Reporting live from the third annual Vermont Farm to Plate (F2P) Network convening, I am relishing this opportunity to work with and watch a successful network move into its third year of existence. There is much more to share about the F2P journey, which I hope to do in a follow-up post to this one, but for now, I wanted to highlight a couple of themes that continue to resonate throughout the convening and contribute to the growth and success of this network.

  • Show up, keep showing up.  The Steering Committee does not run the network.  People who are closest to the ground animate this structure.  And they are showing up in greater numbers each year as space continues to be made, invitations continue to be offered, and value demonstrated.
  • Lead with generosity.  This has been a refrain from the very first convening.  As Ellen Kahler of Vermont Sustainable Jobs Fund has stated a number of times, the more you give the more you get and the richer this network will be.  The richness is evident in the fact that the vast number of those surveyed say they are benefitting from engaging with colleagues in different parts of the network.
  • Stay humble and grounded. One of my favorite lines from last year’s convening, came from Secretary of Agriculture Chuck Ross who definitely leads by example – “Don’t get caught up with being uber goobers.” The idea is that people need to roll up their sleeves and contribute, add value.  One of my favorite network principles – contribution comes before credential.

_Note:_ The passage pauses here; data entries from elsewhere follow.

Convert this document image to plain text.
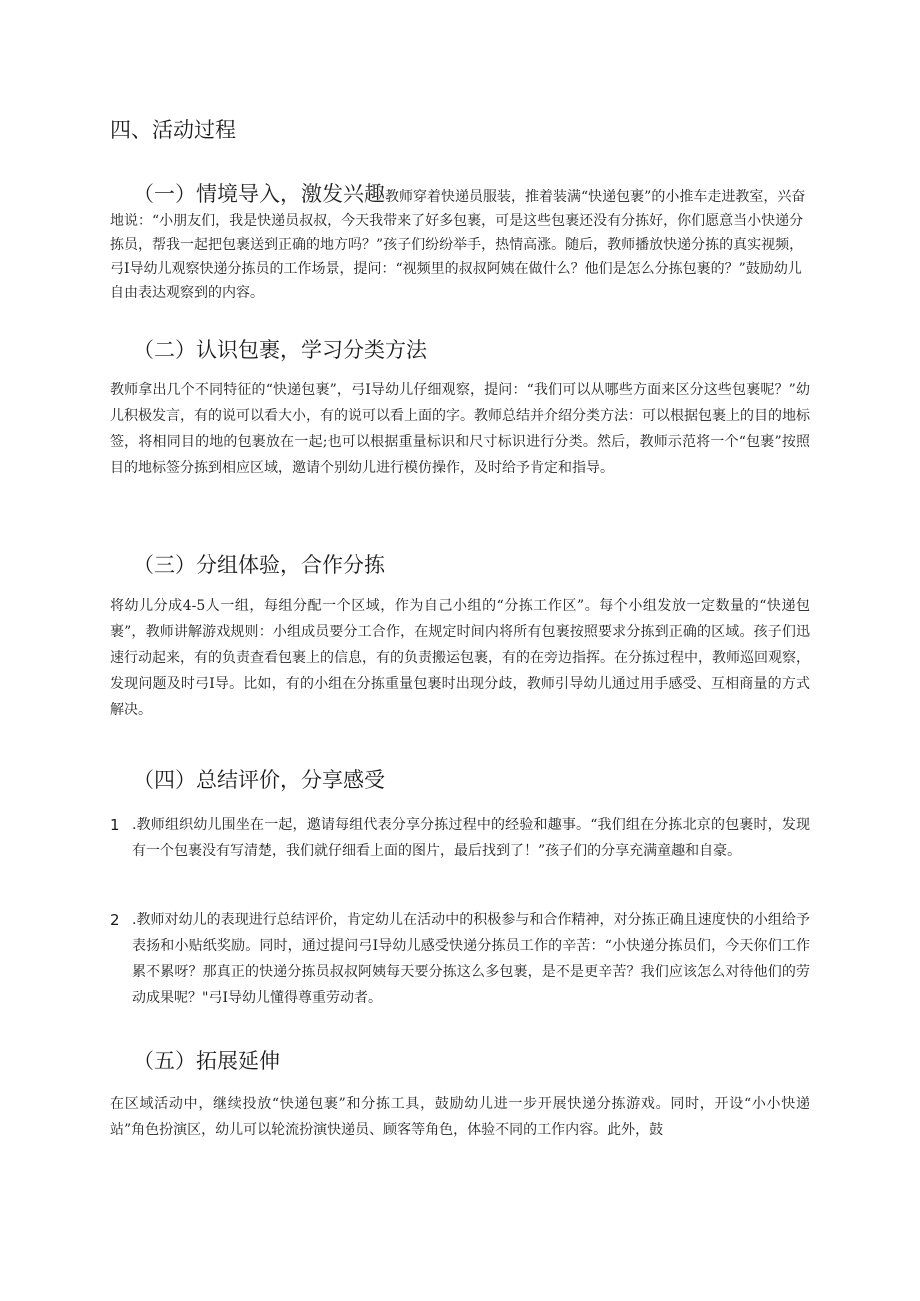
四、活动过程

（一）情境导入，激发兴趣教师穿着快递员服装，推着装满“快递包裹”的小推车走进教室，兴奋地说：“小朋友们，我是快递员叔叔，今天我带来了好多包裹，可是这些包裹还没有分拣好，你们愿意当小快递分拣员，帮我一起把包裹送到正确的地方吗？”孩子们纷纷举手，热情高涨。随后，教师播放快递分拣的真实视频，弓I导幼儿观察快递分拣员的工作场景，提问：“视频里的叔叔阿姨在做什么？他们是怎么分拣包裹的？”鼓励幼儿自由表达观察到的内容。

（二）认识包裹，学习分类方法

教师拿出几个不同特征的“快递包裹”，弓I导幼儿仔细观察，提问：“我们可以从哪些方面来区分这些包裹呢？”幼儿积极发言，有的说可以看大小，有的说可以看上面的字。教师总结并介绍分类方法：可以根据包裹上的目的地标签，将相同目的地的包裹放在一起;也可以根据重量标识和尺寸标识进行分类。然后，教师示范将一个“包裹”按照目的地标签分拣到相应区域，邀请个别幼儿进行模仿操作，及时给予肯定和指导。

（三）分组体验，合作分拣

将幼儿分成4-5人一组，每组分配一个区域，作为自己小组的“分拣工作区”。每个小组发放一定数量的“快递包裹”，教师讲解游戏规则：小组成员要分工合作，在规定时间内将所有包裹按照要求分拣到正确的区域。孩子们迅速行动起来，有的负责查看包裹上的信息，有的负责搬运包裹，有的在旁边指挥。在分拣过程中，教师巡回观察，发现问题及时弓I导。比如，有的小组在分拣重量包裹时出现分歧，教师引导幼儿通过用手感受、互相商量的方式解决。

（四）总结评价，分享感受
1 .教师组织幼儿围坐在一起，邀请每组代表分享分拣过程中的经验和趣事。“我们组在分拣北京的包裹时，发现有一个包裹没有写清楚，我们就仔细看上面的图片，最后找到了！”孩子们的分享充满童趣和自豪。
2 .教师对幼儿的表现进行总结评价，肯定幼儿在活动中的积极参与和合作精神，对分拣正确且速度快的小组给予表扬和小贴纸奖励。同时，通过提问弓I导幼儿感受快递分拣员工作的辛苦：“小快递分拣员们，今天你们工作累不累呀？那真正的快递分拣员叔叔阿姨每天要分拣这么多包裹，是不是更辛苦？我们应该怎么对待他们的劳动成果呢？"弓I导幼儿懂得尊重劳动者。
（五）拓展延伸

在区域活动中，继续投放“快递包裹”和分拣工具，鼓励幼儿进一步开展快递分拣游戏。同时，开设“小小快递站”角色扮演区，幼儿可以轮流扮演快递员、顾客等角色，体验不同的工作内容。此外，鼓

In the spirit of this last mantra, I offer this poem that I plan on sharing with the network convening this morning:

 

Famous

By Naomi Shihab Nye

 

The river is famous to the fish.

The loud voice is famous to silence,

which knew it would inherit the earth

before anybody said so.

The cat sleeping on the fence is famous to the birds

watching him from the birdhouse.

The tear is famous, briefly, to the cheek. 

The idea you carry close to your bosom

is famous to your bosom.

The boot is famous to the earth,

more famous than the dress shoe,

which is famous only to floors.

The bent photograph is famous to the one who carries it

and not at all famous to the one who is pictured.

I want to be famous to shuffling men

who smile while crossing streets,

sticky children in grocery lines,

famous as the one who smiled back. 

I want to be famous in the way a pulley is famous,

or a buttonhole, not because it did anything spectacular,

but because it never forgot what it could do.